Like the two mama ducks, we each are born with the capacity to protect the most vulnerable amongst us, and most of us experience a drive to do so -- whether or not the vulnerable belong to us or look like us or earn our protection.


And when something thwarts that, there is evidence of disease, of disorder. It is imperative that we identify the source of this disorder, not to excuse the resultant behavior but to correct it. I do not justify the mother’s behavior by noticing the seeds that created it; rather, correctly identifying the disorder allows us to transform it.

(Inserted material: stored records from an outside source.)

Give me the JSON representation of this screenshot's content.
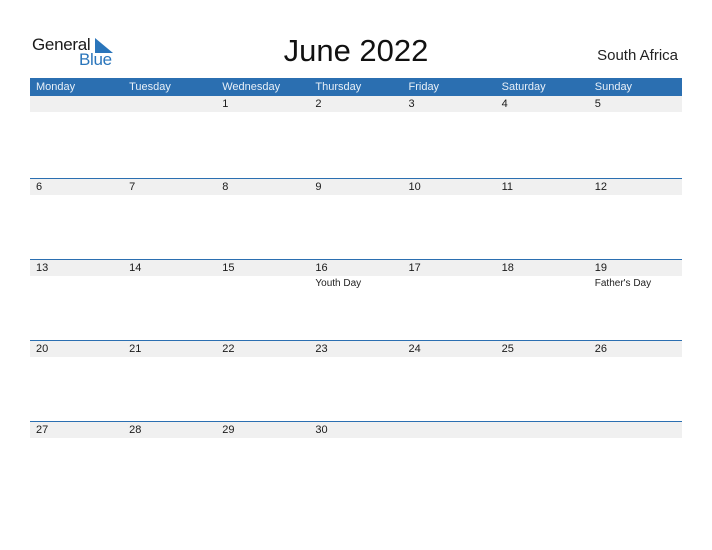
{
  "logo": {
    "line1": "General",
    "line2": "Blue"
  },
  "title": "June 2022",
  "country": "South Africa",
  "weekdays": [
    "Monday",
    "Tuesday",
    "Wednesday",
    "Thursday",
    "Friday",
    "Saturday",
    "Sunday"
  ],
  "weeks": [
    {
      "days": [
        {
          "num": "",
          "holiday": ""
        },
        {
          "num": "",
          "holiday": ""
        },
        {
          "num": "1",
          "holiday": ""
        },
        {
          "num": "2",
          "holiday": ""
        },
        {
          "num": "3",
          "holiday": ""
        },
        {
          "num": "4",
          "holiday": ""
        },
        {
          "num": "5",
          "holiday": ""
        }
      ]
    },
    {
      "days": [
        {
          "num": "6",
          "holiday": ""
        },
        {
          "num": "7",
          "holiday": ""
        },
        {
          "num": "8",
          "holiday": ""
        },
        {
          "num": "9",
          "holiday": ""
        },
        {
          "num": "10",
          "holiday": ""
        },
        {
          "num": "11",
          "holiday": ""
        },
        {
          "num": "12",
          "holiday": ""
        }
      ]
    },
    {
      "days": [
        {
          "num": "13",
          "holiday": ""
        },
        {
          "num": "14",
          "holiday": ""
        },
        {
          "num": "15",
          "holiday": ""
        },
        {
          "num": "16",
          "holiday": "Youth Day"
        },
        {
          "num": "17",
          "holiday": ""
        },
        {
          "num": "18",
          "holiday": ""
        },
        {
          "num": "19",
          "holiday": "Father's Day"
        }
      ]
    },
    {
      "days": [
        {
          "num": "20",
          "holiday": ""
        },
        {
          "num": "21",
          "holiday": ""
        },
        {
          "num": "22",
          "holiday": ""
        },
        {
          "num": "23",
          "holiday": ""
        },
        {
          "num": "24",
          "holiday": ""
        },
        {
          "num": "25",
          "holiday": ""
        },
        {
          "num": "26",
          "holiday": ""
        }
      ]
    },
    {
      "days": [
        {
          "num": "27",
          "holiday": ""
        },
        {
          "num": "28",
          "holiday": ""
        },
        {
          "num": "29",
          "holiday": ""
        },
        {
          "num": "30",
          "holiday": ""
        },
        {
          "num": "",
          "holiday": ""
        },
        {
          "num": "",
          "holiday": ""
        },
        {
          "num": "",
          "holiday": ""
        }
      ]
    }
  ],
  "colors": {
    "accent": "#2b6fb1",
    "band": "#f0f0f0",
    "logo_blue": "#2a75bb"
  }
}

What, then, of all the white mamas who have not protected black children, myself included? Have we turned around and looked the other way when the most vulnerable amongst us were being violated? Have we voted for politicians who put laws into place that systematically abused the vulnerable? Have we, through ignorance or neglect, fed into the systemic racism rampant throughout our country? Have we avoided excavating our own beliefs in fear of uncovering the racism we will find there? Have we enjoyed lifetimes of privilege without acknowledging that that all comes at the expense of others’ safety and security?


I can only speak for myself. And I know now that I have not protected the most vulnerable. I have not acted in/as/through my role of mama. Like the mother in the family I supported, my mama nature has been disordered, diseased. And this disorder is the result not of happenstance or of a natural human inclination to fear those who are different from us or to want more than we have at the expense of others having what they need (as so many claim racism to be). Rather, the origin of this disease can be found in conscious choices to create the very construct of whiteness itself (The Podcast Seeing White has been invaluable in my understanding of this; you can listen here); it both stems from and is intensified through trauma stored in all bodies of all colors (Resmaa Menakem’s work is literally changing my world right now; you can learn more about that here).


Centuries of concerted efforts have created in us and in our institutions the racism that resulted in George Floyd’s murder.


I have gone against my mama nature in not protecting him and countless others.